Search code examples
pythondefaultdict

Why does defaultdict default_factory default to None?


You don't have to specify a default factory (but it's the same if you pass None explicitly)

>>> from collections import defaultdict
>>> defaultdict()
defaultdict(None, {})
>>> defaultdict(None)
defaultdict(None, {})

Why None though? Then we get this thing:

>>> dd = defaultdict()
>>> dd[0]
# TypeError: 'NoneType' object is not callable  <-- expected behaviour
# KeyError: 0                                   <-- actual behaviour

It's even explicitly allowed, because if you try to make a default dict from some other object, defaultdict(0) say, there is a failing check

TypeError: first argument must be callable or None

I thought something like lambda: None would be a better default factory. Why is the default_factory optional?
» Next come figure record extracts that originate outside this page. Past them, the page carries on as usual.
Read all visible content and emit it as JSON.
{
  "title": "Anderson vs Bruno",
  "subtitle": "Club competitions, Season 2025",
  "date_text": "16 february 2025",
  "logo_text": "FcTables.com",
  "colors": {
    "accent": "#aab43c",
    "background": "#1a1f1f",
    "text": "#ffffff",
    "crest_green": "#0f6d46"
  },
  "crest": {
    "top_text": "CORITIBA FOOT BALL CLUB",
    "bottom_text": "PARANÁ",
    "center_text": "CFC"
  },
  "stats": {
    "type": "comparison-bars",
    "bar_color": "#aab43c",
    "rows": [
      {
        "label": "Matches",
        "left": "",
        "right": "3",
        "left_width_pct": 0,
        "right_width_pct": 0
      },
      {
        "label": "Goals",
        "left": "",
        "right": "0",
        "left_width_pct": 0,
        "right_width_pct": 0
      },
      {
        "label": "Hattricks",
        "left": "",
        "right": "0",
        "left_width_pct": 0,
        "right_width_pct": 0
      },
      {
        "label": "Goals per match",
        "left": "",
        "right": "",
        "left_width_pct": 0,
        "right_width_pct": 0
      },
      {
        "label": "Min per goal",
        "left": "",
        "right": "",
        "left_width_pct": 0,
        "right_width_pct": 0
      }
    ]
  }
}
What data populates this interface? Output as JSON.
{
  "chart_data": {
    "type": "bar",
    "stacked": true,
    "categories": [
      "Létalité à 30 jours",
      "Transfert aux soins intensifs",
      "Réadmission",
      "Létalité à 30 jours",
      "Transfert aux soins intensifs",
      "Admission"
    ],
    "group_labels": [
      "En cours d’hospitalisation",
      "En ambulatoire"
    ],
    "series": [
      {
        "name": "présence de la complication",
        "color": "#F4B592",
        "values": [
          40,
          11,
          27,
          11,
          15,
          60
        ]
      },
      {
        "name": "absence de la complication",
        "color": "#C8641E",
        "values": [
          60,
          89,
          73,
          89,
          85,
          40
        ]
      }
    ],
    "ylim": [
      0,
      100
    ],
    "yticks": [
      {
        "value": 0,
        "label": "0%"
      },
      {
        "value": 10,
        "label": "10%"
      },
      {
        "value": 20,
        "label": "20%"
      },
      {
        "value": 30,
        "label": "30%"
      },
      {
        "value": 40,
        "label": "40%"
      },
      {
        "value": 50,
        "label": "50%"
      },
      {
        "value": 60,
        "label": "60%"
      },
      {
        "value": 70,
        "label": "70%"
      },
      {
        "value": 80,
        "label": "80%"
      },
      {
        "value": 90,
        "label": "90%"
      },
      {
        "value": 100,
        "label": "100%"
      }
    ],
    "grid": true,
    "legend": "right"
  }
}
I don't understand the use-case.


Solution

  • When Guido van Rossum initially proposed a DefaultDict it had a default value (unlike the current defaultdict which uses a callable rather than a value) that was set during construction and was read-only (also unlike defaultdict).

    After some discussion Guidio revised the proposal. Here are the relevant highlights:

    Many, many people suggested to use a factory function instead of a default value. This is indeed a much better idea (although slightly more cumbersome for the simplest cases).

    ...

    Let's add a generic missing-key handling method to the dict class, as well as a default_factory slot initialized to None.

    ...

    [T]he default implementation is designed so that we can write

    d = {}
    d.default_factory = list
    

    The important thing to note is that the new functionality no longer belongs to a subclass. That means that setting the default_factory in the constructor would break existing code. So by design setting the default_factory had to happen after the dict was created. It's initial value is set to None and it's now a mutable attribute so that it can be meaningfully overwritten.

    After yet more discussion, it was decided that maybe it would be best not to complicate the regular dict type with a defaultdict specialization.

    Steven Bethard then asked for clarification regarding the constructor:

    Should default_factory be an argument to the constructor? The three answers I see:

    • "No." I'm not a big fan of this answer. Since the whole point of creating a defaultdict type is to provide a default, requiring two statements (the constructor call and the default_factory assignment) to initialize such a dictionary seems a little inconvenient.
    • "Yes and it should be followed by all the normal dict constructor arguments." This is okay, but a few errors, like defaultdict({1:2}) will pass silently (until you try to use the dict, of course).
    • "Yes and it should be the only constructor argument." This is my favorite mainly because I think it's simple, and I couldn't think of good examples where I really wanted to do defaultdict(list, some_dict_or_iterable) or defaultdict(list, **some_keyword_args). It's also forward compatible if we need to add some of the dict constructor args in later.

    Guido van Rossum decided that:

    The defaultdict signature takes an optional positional argument which is the default_factory, defaulting to None. The remaining positional and all keyword arguments are passed to the dict constructor. IOW:

    d = defaultdict(list, [(1, 2)])
    

    is equivalent to:

    d = defaultdict()  
    d.default_factory = list  
    d.update([(1, 2)])
    

    Note that the expanded code mirrors exactly how it worked when Guido was considering altering dict to provide the defaultdict behavior.

    He also provides some justifications upthread:

    Even if the default_factory were passed to the constructor, it still ought to be a writable attribute so it can be introspected and modified. A defaultdict that can't change its default factory after its creation is less useful.

    Bengt Richter explains why you might want a mutable default factory:

    My guess is that realistically default_factory will be used to make clean code for filling a dict, and then turning the factory off if it's to be passed into unknown contexts. Those contexts can then use old code to do as above, or if worth it can temporarily set a factory to do some work. Tightly coupled code I guess could pass factory-enabled dicts between each other.